Arter, where I took shelter from Istiklal Street’s huddled and noisy state, is hosting a silent looking exhibition, housing wildest of storms inside: “Envy, Enmity, Embarrasment.”

Curated by Emre Baykal, the exhibition features works of Selim Birsel, Hera Büyüktaşçıyan, CANAN, Aslı Çavuşoğlu, Merve Ertufan & Johanna Adebäck, Nilbar Güreş, Berat Işık, Şener Özmen, Yusuf Sevinçli, Erdem Taşdelen, Hale Tenger and Mahir Yavuz.

One of the most sensational pieces seem to be deliberately placed at the entrance of Arter. “I know people like this III – Boyle Tanidiklarim Var III” by Hale Tenger, so to speak displays a radiogram of entire Turkey. And within this labyrinth, serving as an archival passage, we find; the murdered journalists, events of September 6th-7th, Saturday Mothers and many more stains of Turkey’s story… Dated from recent to past, you end up buried in the depths of history. As this happens, though, you remember less and perhaps the overall effect loses its strength.

Two poles entwined from the ground to the ceiling follow the tremor you feel at the end of this labyrinth. This piece, the “Bayragindan Kacan Direk – The Pole that ran away from its Flag” is by Şener Özmen. It is a question with no answer – why these two flagless poles are entwined. Although you get the feeling of a friendly hug at the start, the work also resembles two enemies burning with enmitiy.

The photography exhibition “Put” by Yusuf Sevinçli also has an interesting side. We see photographs of vandalized statues and monuments found in public sphere. It of course seems as an attempt to documentation at start, yet the artist’s real intent is to cause reactions to this act.

Another work by Hera Büyüktaşcıyan upstairs is “Ada-The Island”. A carpet, a chair and a mound under the carpet. The light on the carpet and the nostalgic appearance of the chair takes the viewer through a travel in time.
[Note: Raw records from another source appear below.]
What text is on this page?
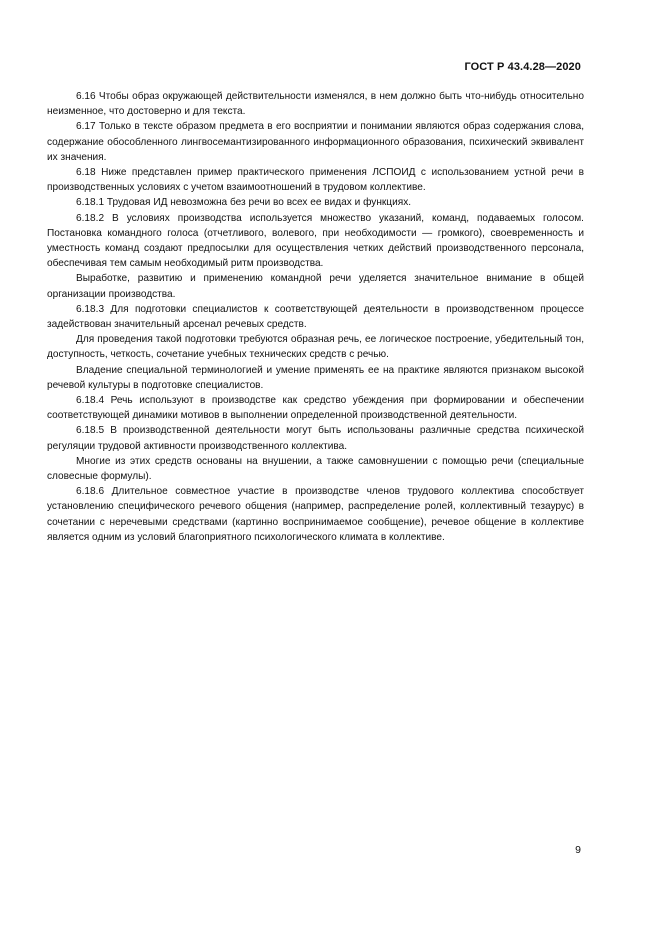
ГОСТ Р 43.4.28—2020

6.16 Чтобы образ окружающей действительности изменялся, в нем должно быть что-нибудь относительно неизменное, что достоверно и для текста.

6.17 Только в тексте образом предмета в его восприятии и понимании являются образ содержания слова, содержание обособленного лингвосемантизированного информационного образования, психический эквивалент их значения.

6.18 Ниже представлен пример практического применения ЛСПОИД с использованием устной речи в производственных условиях с учетом взаимоотношений в трудовом коллективе.

6.18.1 Трудовая ИД невозможна без речи во всех ее видах и функциях.

6.18.2 В условиях производства используется множество указаний, команд, подаваемых голосом. Постановка командного голоса (отчетливого, волевого, при необходимости — громкого), своевременность и уместность команд создают предпосылки для осуществления четких действий производственного персонала, обеспечивая тем самым необходимый ритм производства.

Выработке, развитию и применению командной речи уделяется значительное внимание в общей организации производства.

6.18.3 Для подготовки специалистов к соответствующей деятельности в производственном процессе задействован значительный арсенал речевых средств.

Для проведения такой подготовки требуются образная речь, ее логическое построение, убедительный тон, доступность, четкость, сочетание учебных технических средств с речью.

Владение специальной терминологией и умение применять ее на практике являются признаком высокой речевой культуры в подготовке специалистов.

6.18.4 Речь используют в производстве как средство убеждения при формировании и обеспечении соответствующей динамики мотивов в выполнении определенной производственной деятельности.

6.18.5 В производственной деятельности могут быть использованы различные средства психической регуляции трудовой активности производственного коллектива.

Многие из этих средств основаны на внушении, а также самовнушении с помощью речи (специальные словесные формулы).

6.18.6 Длительное совместное участие в производстве членов трудового коллектива способствует установлению специфического речевого общения (например, распределение ролей, коллективный тезаурус) в сочетании с неречевыми средствами (картинно воспринимаемое сообщение), речевое общение в коллективе является одним из условий благоприятного психологического климата в коллективе.

9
The mound is, on the other hand, both interesting and perhaps frightening.

One of the most interesting pieces in the exhibition is by CANAN. When the words “Enmity” and “Disgrace” are used, we immediately think of a duality. We see these dualities and their reflections/replications in works of CANAN in the exhibition. “Yalvaririm Bana Asktan Soz Etme – I Beg You, do not Speak of Love” placed in a room by itself, displays porn posters from titles of 70’s. In the middle of the room, inside a white sphere there sits a bathrobe. Movie stars of the time ornament the walls. Some already passed away and some left the country. In another piece by CANAN, “Seffaf Oda – Transparent Room” we see a female body, subjected to violence. It is undeniable that these two evoke solidarity, through female body.